A) V. fischeri (Vf, green), attenuates host production of hypochlorous acid (HOCl, yellow), and nitric oxide (NO, purple), upon transit into the crypts. The process of initial colonization occurs within the first 6 h after contact between host and symbiont. Around 12 h post-colonization, the presentation of MAMPs (PGN & LPS) by the symbiont has delivered an irreversible morphogenic signal to light-organ tissues. During subsequent development of the persistent association, the ciliated fields of the light organ regress, and the crypt structure becomes more complex. By 2 weeks the ducts leading to the crypts have condensed from three to one, and continued colonization by the symbiont has induced a physiological state in host tissues that prevents secondary colonization. B) Symbiont-derived chemical cues orchestrate physiological and morphological changes in the light organ. Bioluminescence (teal) induces swelling of the crypt epithelium. Peptidoglycan (PGN) induces release of mucus, and the secretion of antimicrobial factors (AMP, red squares) into the crypts. Lipopolysaccharide (LPS), attenuates the local production of NO in the crypts, and induces the migration of hemocytes into the ciliated appendages, which is followed by apoptosis and regression of these structures. C) V. fischeri luciferase is a mixed-function oxidase that produces light upon the oxidation of FMNH₂ and an aliphatic aldehyde by oxygen. Oxygen is also a substrate of the dopaquinone-producing host enzyme phenoloxidase (PO). In the absence of sufficient aliphatic aldehyde, the oxidation of FMNH₂ and reduction of oxygen produce toxic hydrogen peroxide (H₂O₂), but no light. Hydrogen peroxide is a substrate of the toxic hypochlorous acid-producing host enzyme myeloperoxidase (MPO). Greater production of light by the symbiont may reduce the host’s production of antimicrobial compounds (red pathways), facilitating the persistence of the symbionts in the crypts.

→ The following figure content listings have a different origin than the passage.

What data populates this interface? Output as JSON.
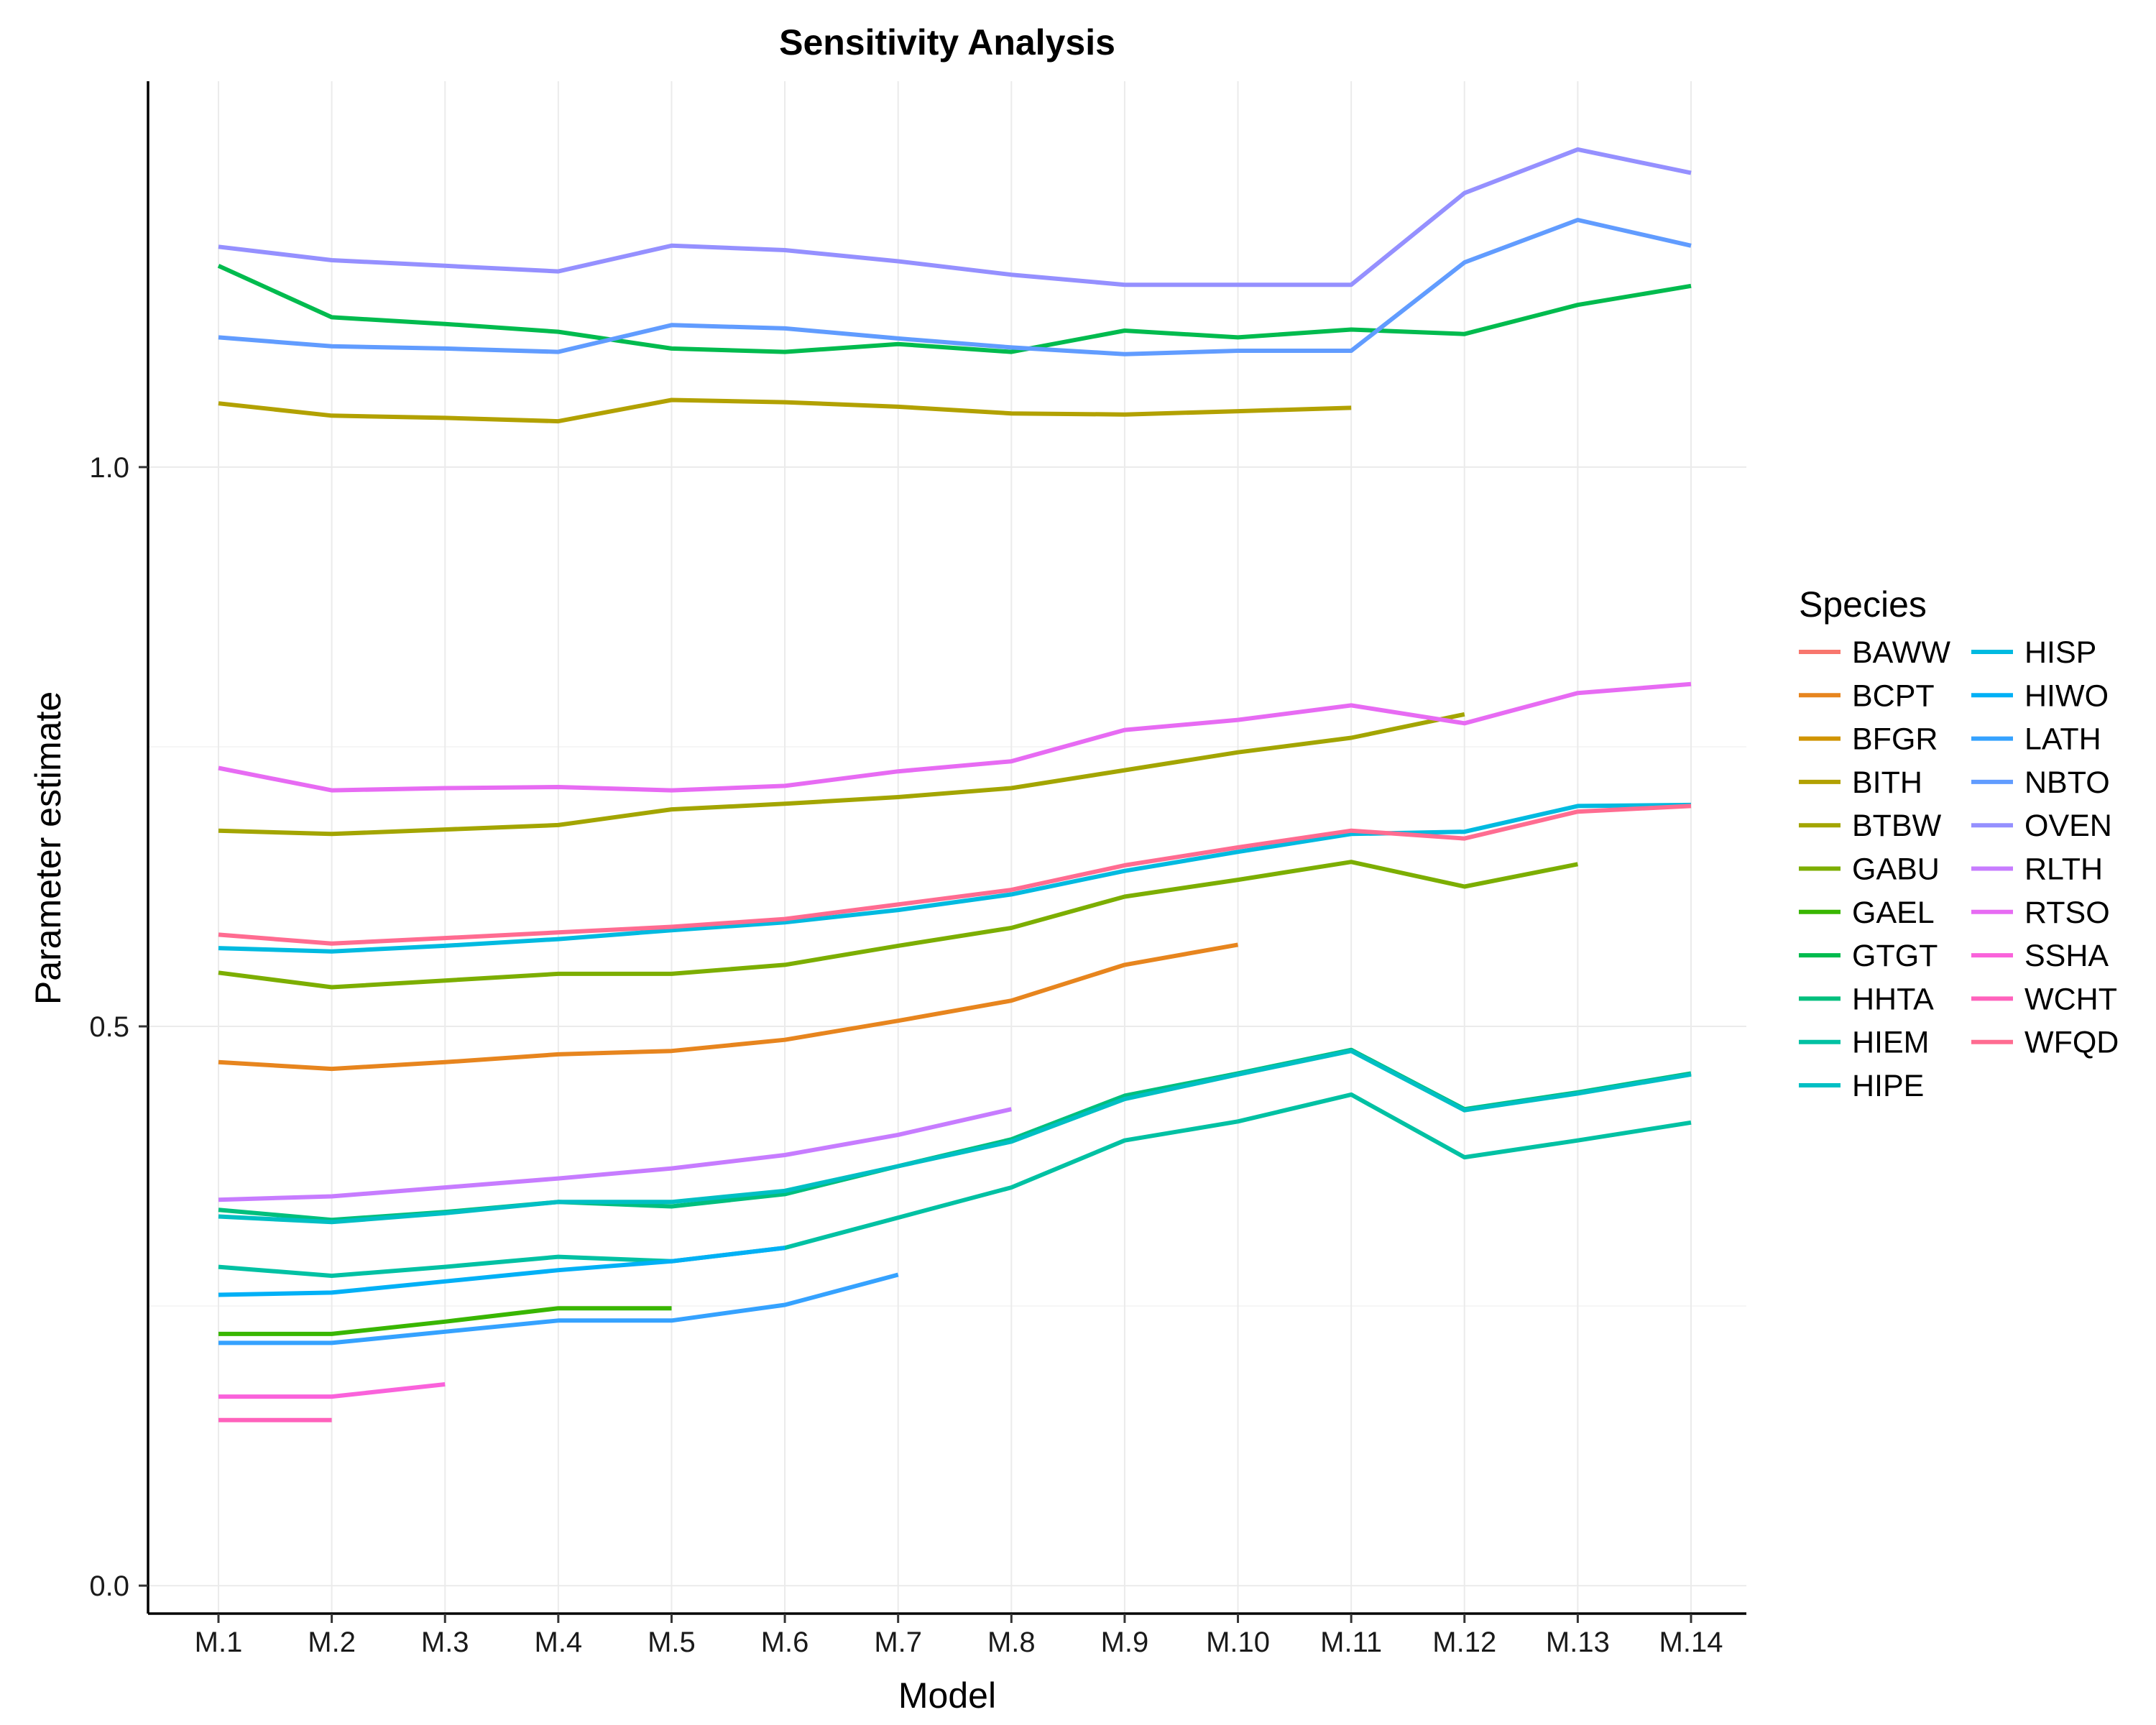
{
  "chart_data": {
    "type": "line",
    "title": "Sensitivity Analysis",
    "xlabel": "Model",
    "ylabel": "Parameter estimate",
    "categories": [
      "M.1",
      "M.2",
      "M.3",
      "M.4",
      "M.5",
      "M.6",
      "M.7",
      "M.8",
      "M.9",
      "M.10",
      "M.11",
      "M.12",
      "M.13",
      "M.14"
    ],
    "ylim": [
      -0.025,
      1.345
    ],
    "yticks": [
      0.0,
      0.5,
      1.0
    ],
    "ytick_labels": [
      "0.0",
      "0.5",
      "1.0"
    ],
    "grid": true,
    "legend": {
      "title": "Species",
      "position": "right",
      "columns": 2
    },
    "series": [
      {
        "name": "BAWW",
        "color": "#F8766D",
        "values": [
          null,
          null,
          null,
          null,
          null,
          null,
          null,
          null,
          null,
          null,
          null,
          null,
          null,
          null
        ]
      },
      {
        "name": "BCPT",
        "color": "#E7851E",
        "values": [
          0.468,
          0.462,
          0.468,
          0.475,
          0.478,
          0.488,
          0.505,
          0.523,
          0.555,
          0.573,
          null,
          null,
          null,
          null
        ]
      },
      {
        "name": "BFGR",
        "color": "#D09400",
        "values": [
          null,
          null,
          null,
          null,
          null,
          null,
          null,
          null,
          null,
          null,
          null,
          null,
          null,
          null
        ]
      },
      {
        "name": "BITH",
        "color": "#B2A100",
        "values": [
          1.057,
          1.046,
          1.044,
          1.041,
          1.06,
          1.058,
          1.054,
          1.048,
          1.047,
          1.05,
          1.053,
          null,
          null,
          null
        ]
      },
      {
        "name": "BTBW",
        "color": "#A3A500",
        "values": [
          0.675,
          0.672,
          0.676,
          0.68,
          0.694,
          0.699,
          0.705,
          0.713,
          0.729,
          0.745,
          0.758,
          0.779,
          null,
          null
        ]
      },
      {
        "name": "GABU",
        "color": "#7CAE00",
        "values": [
          0.548,
          0.535,
          0.541,
          0.547,
          0.547,
          0.555,
          0.572,
          0.588,
          0.616,
          0.631,
          0.647,
          0.625,
          0.645,
          null
        ]
      },
      {
        "name": "GAEL",
        "color": "#39B600",
        "values": [
          0.225,
          0.225,
          0.236,
          0.248,
          0.248,
          null,
          null,
          null,
          null,
          null,
          null,
          null,
          null,
          null
        ]
      },
      {
        "name": "GTGT",
        "color": "#00BB4E",
        "values": [
          1.18,
          1.134,
          1.128,
          1.121,
          1.106,
          1.103,
          1.11,
          1.103,
          1.122,
          1.116,
          1.123,
          1.119,
          1.145,
          1.162
        ]
      },
      {
        "name": "HHTA",
        "color": "#00BF7D",
        "values": [
          0.336,
          0.327,
          0.334,
          0.343,
          0.339,
          0.35,
          0.375,
          0.399,
          0.438,
          0.458,
          0.479,
          0.426,
          0.441,
          0.458
        ]
      },
      {
        "name": "HIEM",
        "color": "#00C1A3",
        "values": [
          0.285,
          0.277,
          0.285,
          0.294,
          0.29,
          0.302,
          0.329,
          0.356,
          0.398,
          0.415,
          0.439,
          0.383,
          0.398,
          0.414
        ]
      },
      {
        "name": "HIPE",
        "color": "#00BFC4",
        "values": [
          0.33,
          0.325,
          0.333,
          0.343,
          0.343,
          0.353,
          0.375,
          0.397,
          0.435,
          0.457,
          0.478,
          0.425,
          0.44,
          0.457
        ]
      },
      {
        "name": "HISP",
        "color": "#00BAE0",
        "values": [
          0.57,
          0.567,
          0.572,
          0.578,
          0.586,
          0.593,
          0.604,
          0.618,
          0.639,
          0.656,
          0.672,
          0.674,
          0.697,
          0.698
        ]
      },
      {
        "name": "HIWO",
        "color": "#00B0F6",
        "values": [
          0.26,
          0.262,
          0.272,
          0.282,
          0.29,
          0.302,
          null,
          null,
          null,
          null,
          null,
          null,
          null,
          null
        ]
      },
      {
        "name": "LATH",
        "color": "#35A2FF",
        "values": [
          0.217,
          0.217,
          0.227,
          0.237,
          0.237,
          0.251,
          0.278,
          null,
          null,
          null,
          null,
          null,
          null,
          null
        ]
      },
      {
        "name": "NBTO",
        "color": "#619CFF",
        "values": [
          1.116,
          1.108,
          1.106,
          1.103,
          1.127,
          1.124,
          1.115,
          1.107,
          1.101,
          1.104,
          1.104,
          1.183,
          1.221,
          1.198
        ]
      },
      {
        "name": "OVEN",
        "color": "#9590FF",
        "values": [
          1.197,
          1.185,
          1.18,
          1.175,
          1.198,
          1.194,
          1.184,
          1.172,
          1.163,
          1.163,
          1.163,
          1.245,
          1.284,
          1.263
        ]
      },
      {
        "name": "RLTH",
        "color": "#C77CFF",
        "values": [
          0.345,
          0.348,
          0.356,
          0.364,
          0.373,
          0.385,
          0.403,
          0.426,
          null,
          null,
          null,
          null,
          null,
          null
        ]
      },
      {
        "name": "RTSO",
        "color": "#E76BF3",
        "values": [
          0.731,
          0.711,
          0.713,
          0.714,
          0.711,
          0.715,
          0.728,
          0.737,
          0.765,
          0.774,
          0.787,
          0.771,
          0.798,
          0.806
        ]
      },
      {
        "name": "SSHA",
        "color": "#FA62DB",
        "values": [
          0.169,
          0.169,
          0.18,
          null,
          null,
          null,
          null,
          null,
          null,
          null,
          null,
          null,
          null,
          null
        ]
      },
      {
        "name": "WCHT",
        "color": "#FF62BC",
        "values": [
          0.148,
          0.148,
          null,
          null,
          null,
          null,
          null,
          null,
          null,
          null,
          null,
          null,
          null,
          null
        ]
      },
      {
        "name": "WFQD",
        "color": "#FF6C91",
        "values": [
          0.582,
          0.574,
          0.579,
          0.584,
          0.589,
          0.596,
          0.609,
          0.622,
          0.644,
          0.66,
          0.675,
          0.668,
          0.692,
          0.697
        ]
      }
    ]
  }
}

Figure 4. Biological rhythms in the host and symbiont

The daily cycle of symbiosis is characterized by 4 stages (I – IV). The physiological and behavioral attributes of this rhythm are a combination of symbiont-independent (grey/black), and symbiont-dependent (colored) events, depicted as the temporal change in the interface between the crypt epithelium and the symbionts. (I) Just before dawn, the microvilli at the apical surfaces of the epithelial cells efface. (II) With the dawn light cue, the contents of the light-organ crypts are expelled. If an animal is colonized, this event clears the crypts of ~95% of the symbiont population. (III) The host microvilli reappear and the remaining symbionts re-populate during the day: a period of behavioral quiescence for the squid. Host-derived nutrients, including amino acids and phospholipids (P-lipids) support this bacterial proliferation. Just before dusk, several events take place: lipopolysaccharide (LPS) levels in the crypt are predicted to increase due to a decrease in LPS-degrading, host alkaline phosphatase production; in addition, chitin sugar (CS)-bearing hemocytes migrate into symbiont-colonized light organ tissues. (IV) At dusk, the symbiont population ferments CS, producing acid, and releasing oxygen from the host carrier-protein, hemocyanin. The oxygen released from hemocyanin fuels bioluminescence, while the acidification of the crypts may lead to an increase in PGN levels due to its ability to decrease peptidoglycan recognition-protein 2 activity. The host is active in the water column during this night phase, and uses symbiont bioluminescence in its behaviors.